Permanent Representative of Nigeria to the United Nations, Geneva
- Preceded by: Tijjani Muhammad-Bande

Personal details
- Born: 23 December 1964 (age 61) Ogun state
- Spouse: Arinola Olufunke Adejola
- Children: 2

= Abiodun Richards Adejola =

Nigerian diplomat

Abiodun Richards Adejola (born 23 December 1964 in Ogun) is a Nigerian diplomat and Nigeria’s Permanent Representative to the United Nations in Geneva, Switzerland. He assumed the office in February 2021, taking over from Tijjani Muhammad-Bande.

== Education ==
Adejola holds a bachelor’s and a master's Degree in International Relations. He has participated in certificate courses in Diplomacy and International Relations at the Foreign Service Academy in Lagos, Nigeria and at the United Nations in New York, United States of America.

== Career ==
Adejola joined the Nigerian Foreign Service in October 1993. He was the best graduating student-officer of the 12th Regular Course of the Nigerian Foreign Service Academy in 1994. He has served in different postings of both the bilateral and multilateral categories of diplomatic missions. He has served at the United Nations Headquarters in New York, at the High Commission of Nigeria, London as well as the Nigerian High Commission in Port of Spain, Trinidad and Tobago.
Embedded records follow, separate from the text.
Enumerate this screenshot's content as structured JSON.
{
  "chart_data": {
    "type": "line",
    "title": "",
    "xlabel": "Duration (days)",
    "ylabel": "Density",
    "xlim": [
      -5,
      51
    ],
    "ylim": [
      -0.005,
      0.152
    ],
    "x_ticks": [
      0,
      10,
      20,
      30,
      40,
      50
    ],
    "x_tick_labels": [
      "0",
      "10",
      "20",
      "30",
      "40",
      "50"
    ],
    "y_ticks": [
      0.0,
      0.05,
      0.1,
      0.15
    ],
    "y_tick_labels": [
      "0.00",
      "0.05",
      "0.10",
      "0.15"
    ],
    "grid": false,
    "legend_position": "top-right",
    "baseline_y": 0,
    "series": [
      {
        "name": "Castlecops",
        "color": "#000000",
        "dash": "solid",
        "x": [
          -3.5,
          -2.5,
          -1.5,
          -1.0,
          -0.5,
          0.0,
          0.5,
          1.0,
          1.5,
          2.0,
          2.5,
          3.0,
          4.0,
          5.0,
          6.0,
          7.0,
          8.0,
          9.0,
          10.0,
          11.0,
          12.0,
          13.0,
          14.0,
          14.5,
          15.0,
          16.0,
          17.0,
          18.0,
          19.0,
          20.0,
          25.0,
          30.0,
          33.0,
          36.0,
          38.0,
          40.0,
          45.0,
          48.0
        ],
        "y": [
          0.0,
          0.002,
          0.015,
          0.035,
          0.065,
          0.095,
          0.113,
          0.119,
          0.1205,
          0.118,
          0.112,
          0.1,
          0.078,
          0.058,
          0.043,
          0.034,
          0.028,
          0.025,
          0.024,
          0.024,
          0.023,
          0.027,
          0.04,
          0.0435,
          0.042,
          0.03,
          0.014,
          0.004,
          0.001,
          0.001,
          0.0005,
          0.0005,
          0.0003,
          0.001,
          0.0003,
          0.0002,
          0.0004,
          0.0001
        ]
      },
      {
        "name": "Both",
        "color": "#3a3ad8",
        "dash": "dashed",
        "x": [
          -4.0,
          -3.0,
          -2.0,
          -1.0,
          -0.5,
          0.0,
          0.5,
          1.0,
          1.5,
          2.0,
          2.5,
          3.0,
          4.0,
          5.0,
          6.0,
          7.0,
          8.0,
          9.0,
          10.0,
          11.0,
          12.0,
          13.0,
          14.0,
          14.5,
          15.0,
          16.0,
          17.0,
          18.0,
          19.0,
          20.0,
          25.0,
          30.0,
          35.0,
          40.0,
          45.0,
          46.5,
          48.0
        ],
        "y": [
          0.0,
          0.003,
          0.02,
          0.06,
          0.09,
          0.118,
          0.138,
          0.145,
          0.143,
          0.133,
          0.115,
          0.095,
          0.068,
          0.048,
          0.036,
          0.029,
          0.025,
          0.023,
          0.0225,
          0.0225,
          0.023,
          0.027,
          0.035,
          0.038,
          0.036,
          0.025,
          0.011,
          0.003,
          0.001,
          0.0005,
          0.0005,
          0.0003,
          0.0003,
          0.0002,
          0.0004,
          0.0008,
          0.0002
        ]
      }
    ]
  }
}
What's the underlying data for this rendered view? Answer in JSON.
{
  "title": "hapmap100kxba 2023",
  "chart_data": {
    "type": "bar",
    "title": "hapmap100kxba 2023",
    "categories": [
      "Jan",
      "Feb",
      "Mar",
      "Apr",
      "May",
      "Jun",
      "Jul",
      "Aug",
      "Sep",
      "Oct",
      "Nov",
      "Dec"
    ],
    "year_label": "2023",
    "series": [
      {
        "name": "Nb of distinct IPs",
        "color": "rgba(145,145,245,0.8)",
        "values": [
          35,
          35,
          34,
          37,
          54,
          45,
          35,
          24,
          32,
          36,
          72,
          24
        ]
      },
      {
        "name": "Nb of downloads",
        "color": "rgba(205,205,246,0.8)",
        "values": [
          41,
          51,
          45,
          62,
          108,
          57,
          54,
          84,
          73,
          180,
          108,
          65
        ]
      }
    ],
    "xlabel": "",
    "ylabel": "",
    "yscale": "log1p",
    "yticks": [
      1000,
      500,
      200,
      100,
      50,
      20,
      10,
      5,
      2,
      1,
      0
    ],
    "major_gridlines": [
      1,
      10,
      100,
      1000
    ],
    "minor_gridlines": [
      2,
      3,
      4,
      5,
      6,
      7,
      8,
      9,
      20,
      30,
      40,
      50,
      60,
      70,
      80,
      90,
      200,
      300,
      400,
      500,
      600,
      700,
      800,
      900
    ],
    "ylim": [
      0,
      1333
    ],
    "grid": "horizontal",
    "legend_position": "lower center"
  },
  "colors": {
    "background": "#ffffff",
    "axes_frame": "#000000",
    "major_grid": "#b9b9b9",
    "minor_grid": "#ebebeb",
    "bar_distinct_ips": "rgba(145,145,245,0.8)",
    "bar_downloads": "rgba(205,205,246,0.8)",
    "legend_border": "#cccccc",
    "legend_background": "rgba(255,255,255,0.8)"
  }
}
In February 2021 assumed office as Permanent Representative of Nigeria to the United Nations and Other International Organisations in Geneva, presenting his Letter of Credence to the Director-General of the UN Office in Geneva in June 2021. Until his posting to Geneva, Adejola was the Chargé d’Affaires ad intermim at the Embassy of the Federal Republic of Nigeria to the Federal Democratic Republic of Ethiopia, and the Nigerian Permanent Mission to the African Union and the United Nations Economic Commission for Africa in Addis Ababa, Ethiopia.